What we owe gig workers
Labor advocates and allies in Albany are feuding over a draft bill that aims to grant some union rights to precarious workers who toil at irregular hours and less regular wages for app-based “gig” employers like Uber and Lyft. This family feud is all the more frustrating because there’s a perfectly reasonable New Deal-era state law still on the books for when workers slip through the cracks of a patchwork of worker protections and fissured workplaces.
The current bill purports to do the same by creating a system of “sectoral bargaining” for gig workers, while severely restricting the number issues they can bargain over, outlawing their ability to strike and robbing them of their unemployment insurance by replacing their statutory protections as workers with an opportunity to collude as a guild of “entrepreneurs.”
Everywhere from the House-passed PRO Act, which would amend the National Labor Relations Act (NLRA) to make the process for forming a union fairer and available to misclassified freelancers, to the California legislature’s attempts to plug the holes in the current NLRA by properly classifying gig workers as statutory employees with rights, the app bosses try to codify a third class of worker lacking both the agency to set their own price and hours of labor like a traditional independent contractor and the ability to form democratic unions of their own choosing to bargain — and, potentially, strike — over the working conditions that the app bosses dictate.
What’s crazy is that, unlike the newly passed California law that Uber circumvented through a massively expensive — and deceptive — ballot initiative, New York has had, this whole time, a functioning state agency that will protect the right to organize and certify a union for any private-sector workers that federal labor law leaves behind.
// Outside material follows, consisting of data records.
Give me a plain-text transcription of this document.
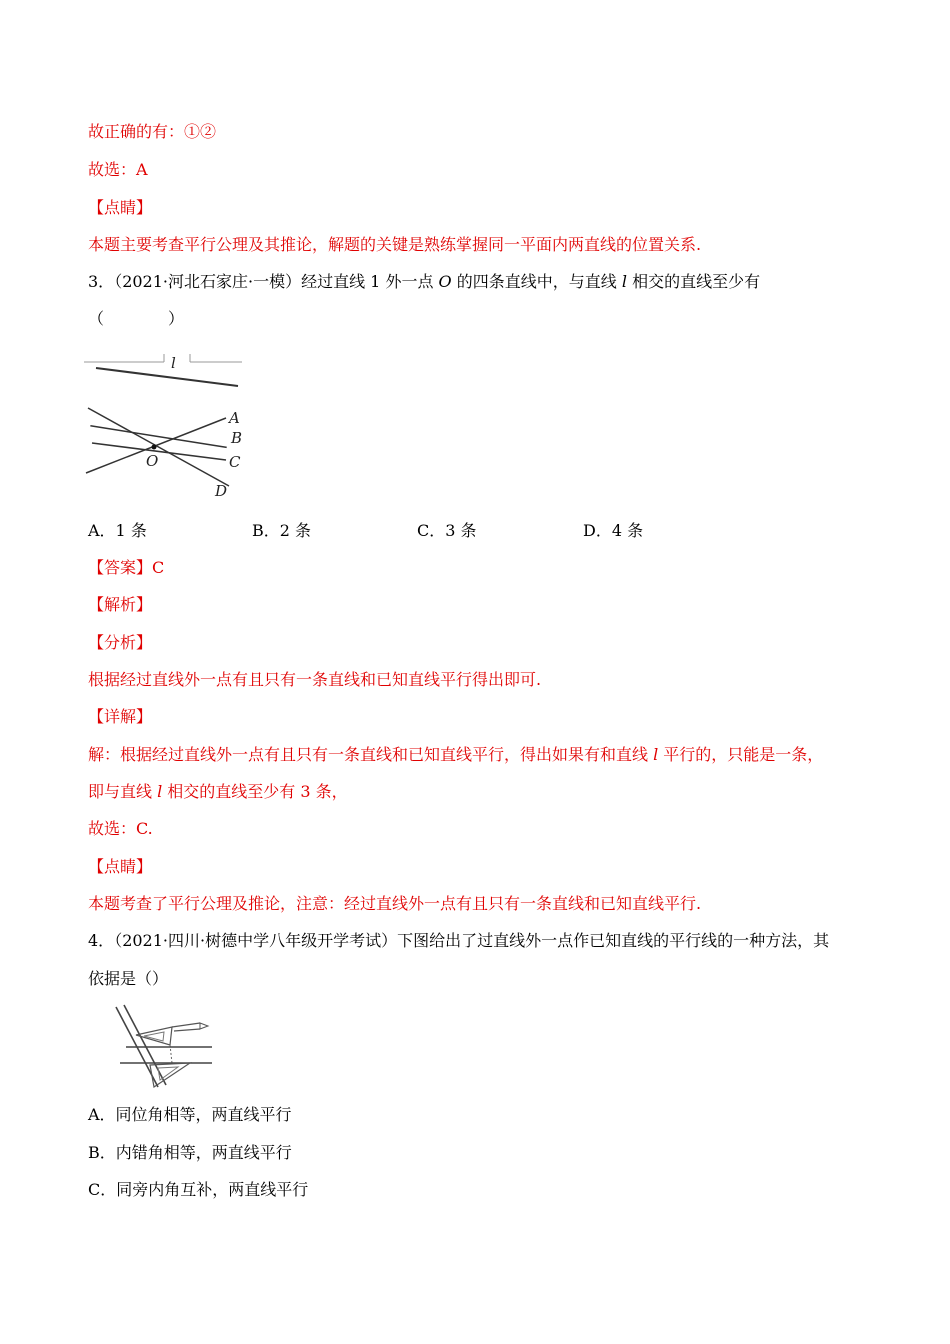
故正确的有：①②
故选：A
【点睛】
本题主要考查平行公理及其推论，解题的关键是熟练掌握同一平面内两直线的位置关系.
3．（2021·河北石家庄·一模）经过直线 1 外一点 O 的四条直线中，与直线 l 相交的直线至少有
（　　　　）
l
O
A
B
C
D
A．1 条	B．2 条	C．3 条	D．4 条
【答案】C
【解析】
【分析】
根据经过直线外一点有且只有一条直线和已知直线平行得出即可.
【详解】
解：根据经过直线外一点有且只有一条直线和已知直线平行，得出如果有和直线 l 平行的，只能是一条，
即与直线 l 相交的直线至少有 3 条，
故选：C.
【点睛】
本题考查了平行公理及推论，注意：经过直线外一点有且只有一条直线和已知直线平行.
4．（2021·四川·树德中学八年级开学考试）下图给出了过直线外一点作已知直线的平行线的一种方法，其
依据是（）
A．同位角相等，两直线平行
B．内错角相等，两直线平行
C．同旁内角互补，两直线平行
Because the Supreme Court had a track record of overturning any protective legislation for workers when New York Sen. Robert Wagner drafted the NLRA, he decided to justify the law’s constitutionality in Congress’ power to regulate interstate commerce. In 1935, that was defined far more narrowly than today.
For example, a hotel standing entirely within a state’s borders did not count. Therefore, New York passed a so-called “baby Wagner Act” that created a similar regulatory framework for private-sector workers left out of the New Deal. Most of the first 20,000 workers that the Hotel Trades Council won the right to bargain on behalf of in the 1930s and 40s were organized through elections — and card check certifications — conducted by the NY State Labor Relations Board. Stuck with the bizarre constitutional framework of arguing that human rights are rooted in protest activity’s impact on the economy, the civil rights movement expanded NLRB jurisdiction to retail, hospitality and service industries. By the mid-1960s, unions stopped turning to the state Labor Relations Board and in 2010 its responsibilities were assumed by the Public Employment Relations Board. Most people that know of PERB think of it as the state agency that punishes public sector teachers and subway workers for going on strike, but it actually can be an engine for private-sector worker organizing.
Legislative progressives, or a governor willing to exercise some leadership, could settle the gig worker controversy by directing PERB to aggressively protect and encourage the right to organize for all private-sector workers under their jurisdiction. And as the Biden administration wrests control of the NLRB from Trump’s anti-union appointees, we could have two labor boards competing for who offers workers a better deal.
This was the dynamic when I directed the American Federation of Teachers’ charter school organizing division during the Obama years. In blue states like New York and Illinois, we got public-sector labor laws that gave the workers a right to organize through card check. When the NLRB staked a claim to the jurisdiction, the federal agency touted its more robust right to strike. It was a compelling argument.
We live in a time when billion-dollar companies will spend millions of dollars and thousands of hours to resist their workers’ attempts to win a couple more bucks an hour. As a campaign director, I struggled with the impulse to strike a deal when a powerful boss signaled a desire to negotiate. And Uber like so many of the gig economy digital platforms — hemorrhaging investors’ dollars, struggling to maintain a workforce with pitiful wages, breaking all kinds of laws — are under enormous pressure to make peace with anyone who will take a settlement. With deep respect and solidarity to the organizers and legislators who are working with Uber on this deeply flawed bill, a better deal is possible if you start from the position that the actually existing labor laws should apply to these digital scofflaws.